Limit Your Liability
- Choose an investigator who is licensed. A licensed investigator has been shown to be qualified, vetted, and demonstrated a minimum amount of experience to the state in which he/she is licensed. A licensed investigator eases the burden of due diligence on the client. Clients can be assured that a licensed investigator’s testimony at a hearing will not be disqualified due to felonies or other questionable histories in their background.
- Choose an investigator who is insured. An investigator with sufficient commercial automobile, professional liability, and errors and omissions insurance coverage will prevent liability from falling back to the client if an investigation goes wrong.
- Ask the investigators you use whether the information/documentation they provide will be able to withstand the scrutiny of opposing counsel. Is the documentation accurate, factual, and unbiased? Was the information/documentation obtained in a legal manner? Information is of no benefit in a legal setting if it cannot withstand scrutiny and cannot be entered into evidence for a case.

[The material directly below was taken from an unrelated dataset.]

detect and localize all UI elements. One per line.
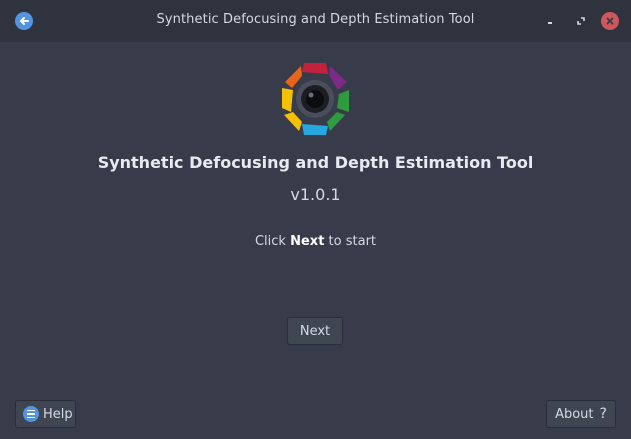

- Do your investigators adhere to applicable laws during the process of the investigation? Do they adhere to ethical standards set forth by state and national investigative associations? Does the investigator use ‘baiting’ methods by contacting represented claimants, and are they aware of the difference between surveillance and harassment/stalking? Investigators who do not take into consideration trespassing, expectation of privacy, FCRA compliance, etc. will surely increase the liability to their clients. For insurers, an improper investigation can even increase the risk for bad faith claims against those insurers.
- Ask your investigator if the equipment he/she uses can withstand legal scrutiny. Was a GPS tracking device improperly/illegally used on your case? Will the video/photo equipment be able to display date and time stamped footage? Will the video/photo equipment be able to document footage which cannot be easily modified, edited, or otherwise altered? Improperly used equipment can result in increased liability.
- Make sure your investigator is aware that he/she is a representative of you, the client. Know your investigator and do not tolerate investigator misconduct with your cases. Your investigators should conduct themselves in a professional manner from beginning of the case to the end. Does the investigator reflect well on you in a legal setting? Believability and credibility in the eyes of a judge/jury are dramatically affected by an investigator who is professionally dressed and conducts him or herself in a professional manner.